A utopia pode esconder uma distopia
Texto: NUNO GALOPIM
Entre o impacte de 2001: Odisseia no Espaço (1968) de Kubrick e o momento em que em 1977 o cinema ficção científica conquistou definitivamente um patamar de expressão global como consequência dos resultados obtidos por Star Wars, de George Lucas e Encontros Imediatos de Terceiro Grau, de Steven Spielberg, houve alguns episódios que procuraram contrariar a lógica de baixo orçamento que até recentemente caracterizava muitas das produções nesta área. Entre os projetos com algum fôlego (e bons resultados) esteve Logan’s Run, filme de Michael Anderson que entre nós chegou às salas de cinema como Fuga no Século XXIII.

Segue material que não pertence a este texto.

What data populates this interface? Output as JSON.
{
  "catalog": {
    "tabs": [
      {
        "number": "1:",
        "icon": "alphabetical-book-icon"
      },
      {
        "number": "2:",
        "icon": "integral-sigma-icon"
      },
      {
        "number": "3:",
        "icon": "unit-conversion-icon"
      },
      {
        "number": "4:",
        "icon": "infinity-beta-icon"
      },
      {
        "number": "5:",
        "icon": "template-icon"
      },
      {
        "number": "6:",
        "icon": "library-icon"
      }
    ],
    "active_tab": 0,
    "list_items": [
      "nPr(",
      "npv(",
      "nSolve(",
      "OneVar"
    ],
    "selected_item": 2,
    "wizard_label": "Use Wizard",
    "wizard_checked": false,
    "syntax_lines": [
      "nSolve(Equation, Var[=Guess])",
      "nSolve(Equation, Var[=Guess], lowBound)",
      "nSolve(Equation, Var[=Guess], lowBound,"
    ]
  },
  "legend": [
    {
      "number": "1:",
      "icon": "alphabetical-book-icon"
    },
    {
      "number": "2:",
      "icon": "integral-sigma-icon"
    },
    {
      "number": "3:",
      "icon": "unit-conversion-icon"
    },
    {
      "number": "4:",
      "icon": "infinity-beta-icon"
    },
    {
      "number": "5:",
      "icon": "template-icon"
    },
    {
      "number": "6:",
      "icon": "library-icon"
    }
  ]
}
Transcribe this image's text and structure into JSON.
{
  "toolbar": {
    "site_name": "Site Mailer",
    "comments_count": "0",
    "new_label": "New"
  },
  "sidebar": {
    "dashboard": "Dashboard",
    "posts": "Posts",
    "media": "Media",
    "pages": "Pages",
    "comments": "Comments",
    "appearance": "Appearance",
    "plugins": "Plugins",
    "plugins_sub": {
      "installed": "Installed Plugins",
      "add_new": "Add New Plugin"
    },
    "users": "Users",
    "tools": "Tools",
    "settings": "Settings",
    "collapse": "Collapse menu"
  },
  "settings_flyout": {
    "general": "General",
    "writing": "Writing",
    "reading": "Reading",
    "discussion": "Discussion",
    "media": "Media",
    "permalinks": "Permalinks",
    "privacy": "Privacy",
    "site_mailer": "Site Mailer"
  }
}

Baseado no romance homónimo de William F Nolan e George Clayton Johnsson, originalmente publicado em 1967, Logan’s Run apresenta-nos uma sociedade aparentemente utópica que, no século XXIII, habita espaços subterrâneos já que o exterior se tornara impossível de suster a vida humana. Esse mundo de aparente felicidade, onde o trabalho parece quase não existir e o quotidiano de tudo e todos é votado ao lazer e hedonismo, é na verdade expressão de uma distopia já que não permite a ninguém viver mais do que 30 anos, havendo inclusivamente uma força policial – os sandmen – que têm por missão “terminar” aqueles que tentam escapar a esse destino. A “morte” pré-determinada na verdade é encenada como uma “renovação” à qual se sujeitam voluntariamente os que atingem o “último dia”, numa cerimónia com plateia ao vivo… Um código de cores nas roupas e também num ‘aplique’ nas palmas das mãos (na verdade ninguém faz nada, por isso não é um empecilho) dá conta de quem tem ainda muitos ou poucos dias e anos pela frente. Todos são jovens, todos são saudáveis. Quase todos aceitam e acreditam naquele modelo de vida. Mas há quem sinta que há algo errado naquilo tudo. São esses os que costumam tentar fugir. Mas, pela intervenção dos Sandmen, poucos conseguem escapar.
Herdeiro, de certa forma, de algumas visões de Amdirável Mundo Novo de Huxley, o filme vai ao texto de William F Nolan e George Clayton Johnsson buscar alguns elementos, embora modifique muitos outros (como o passar do “último dia” dos 21 para os 30 anos). Filmado no espaço de um centro comercial que estava a semanas de abrir as portas, Logan’s Run procura mostrar como por detrás das fachadas outras casas se escondem. Ao acompanhar um Sandman (interpretado por Michael York) a quem é dada a missão de descobrir um local secreto para o qual tentam ir os que procuram escapar à “renovação” a trama mostra como perseguidor se pode transformar no perseguido. Porque, como sempre, o acesso à informação nos dá armas para contestar a mentira instituída pelo poder.
Efeitos visuais que traduzem sinais dos tempos e um trabalho de direção artística que procurou imaginar uma sociedade do futuro são peças apetitosas no reencontro, agora com valor histórico, com um filme que, no elenco, guarda ainda pequenos tesouros como as participações de Peter Ustinov e Farrah Fawcett. A nova edição em Blu-Ray apresenta como extras comentários pelo realizador Michael Anderson, o ator Michael York e ainda Bill Thomas, responsável pelo guarda-roupa do filme.
“Logan´s Run”, de Michael Anderson, está disponível em Blu-Ray numa edição da Warner Bros.